NZDUSD Analysis – January-19-2024
The NZDUSD currency pair maintained its position around $0.61, closely approaching its five-week low. This trend can be attributed to strong economic data from the United States and the firm stance of Federal Reserve officials, which collectively have lowered expectations for interest rate cuts. Additionally, the currency is experiencing downward pressure due to a growing consensus that domestic interest rates in New Zealand may have reached their peak. Financial markets are currently factoring in an anticipated easing of about 100 basis points over this year.

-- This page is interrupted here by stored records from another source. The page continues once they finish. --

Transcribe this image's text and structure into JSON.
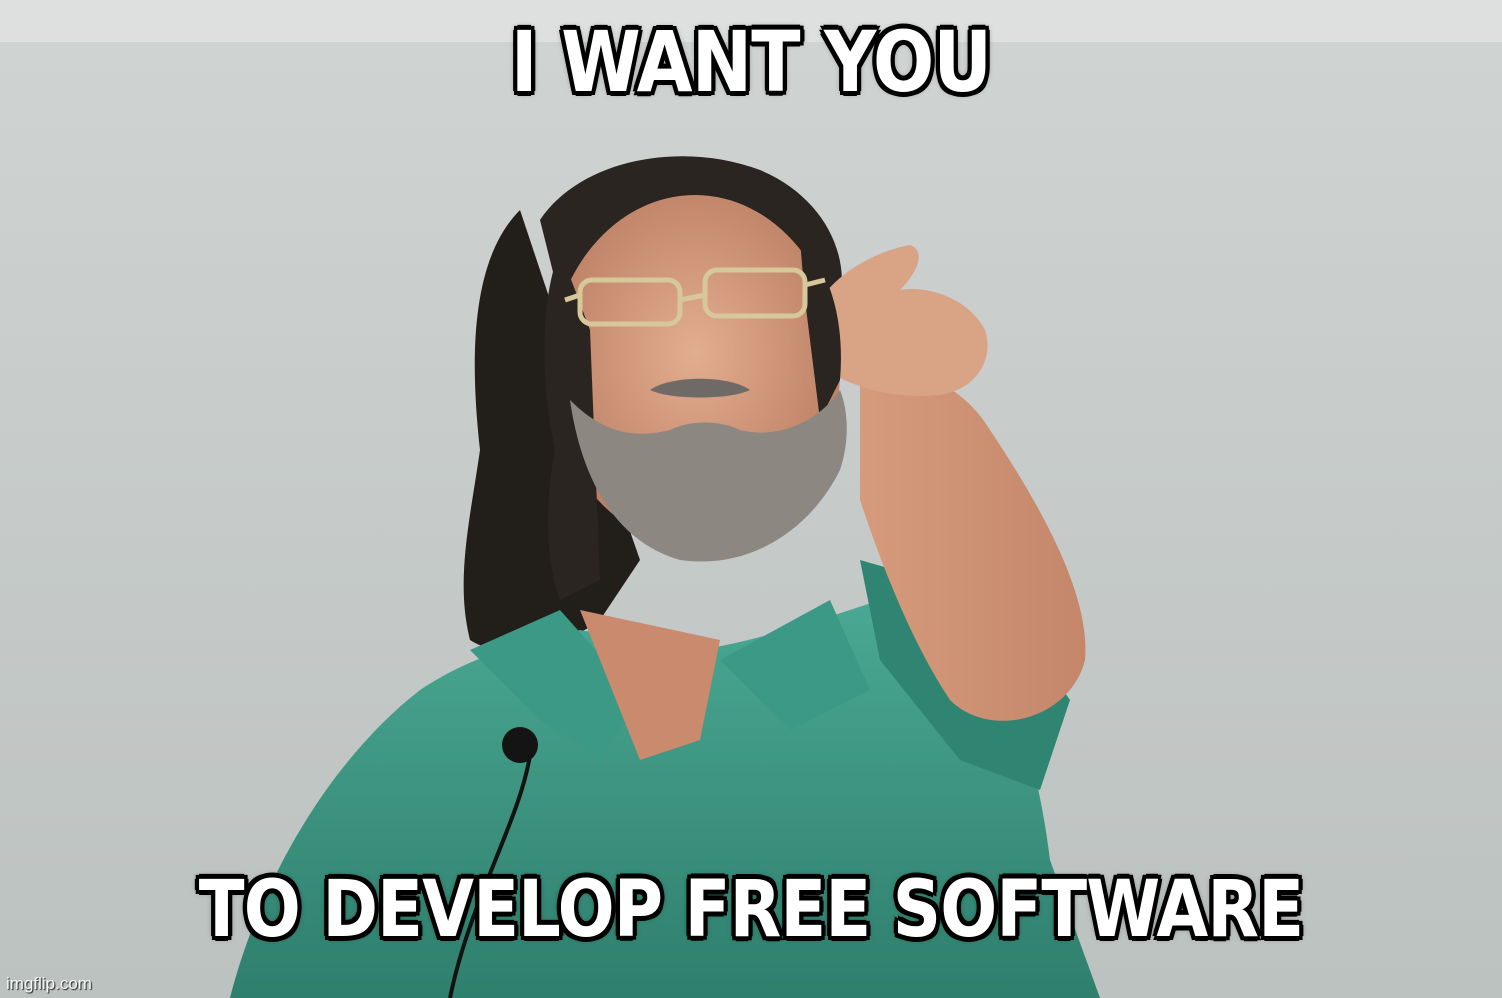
{
  "meme": {
    "top_text": "I WANT YOU",
    "bottom_text": "TO DEVELOP FREE SOFTWARE",
    "watermark": "imgflip.com"
  },
  "colors": {
    "background_wall": "#c9cdcb",
    "shirt": "#3f9a86",
    "skin": "#d9a083",
    "hair": "#24201c",
    "beard": "#8f8a84",
    "caption_fill": "#ffffff",
    "caption_outline": "#000000"
  }
}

Investors are now keenly awaiting a forthcoming speech by Paul Conway, the Chief Economist of the Reserve Bank of New Zealand. In this speech, expected later in the month, Conway is predicted to challenge the prevailing dovish outlook. This address is particularly significant as it may provide insights into the Reserve Bank’s future monetary policy direction and its impact on the New Zealand economy.

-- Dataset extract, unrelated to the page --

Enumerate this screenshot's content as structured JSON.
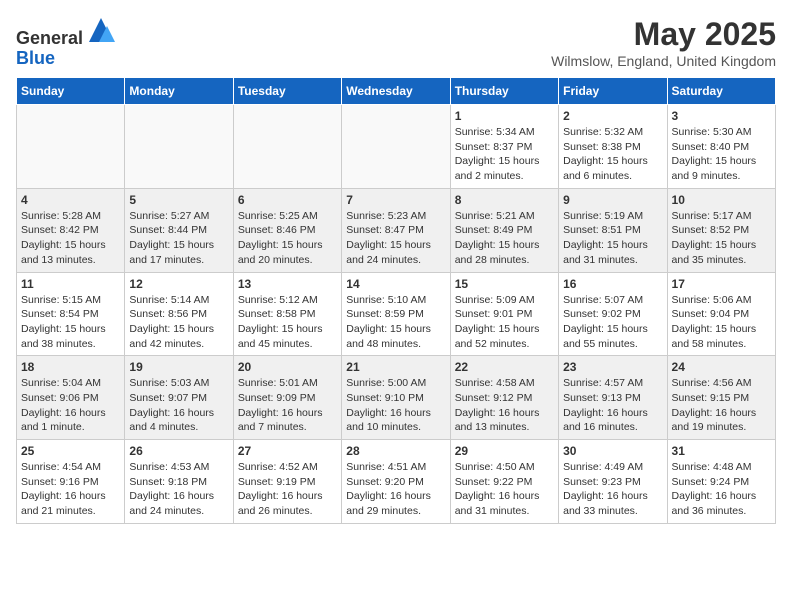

Another positive development is that recent data indicates a significant improvement in business confidence in New Zealand during the fourth quarter. The statistics reveal a notable shift in sentiment, with only a net 2% of firms anticipating a deterioration in business conditions. This figure is a stark improvement from the previous quarter, where pessimism prevailed among 52% of firms. This change in business outlook is an encouraging sign for the New Zealand economy, suggesting potential resilience and adaptability in the face of global economic challenges.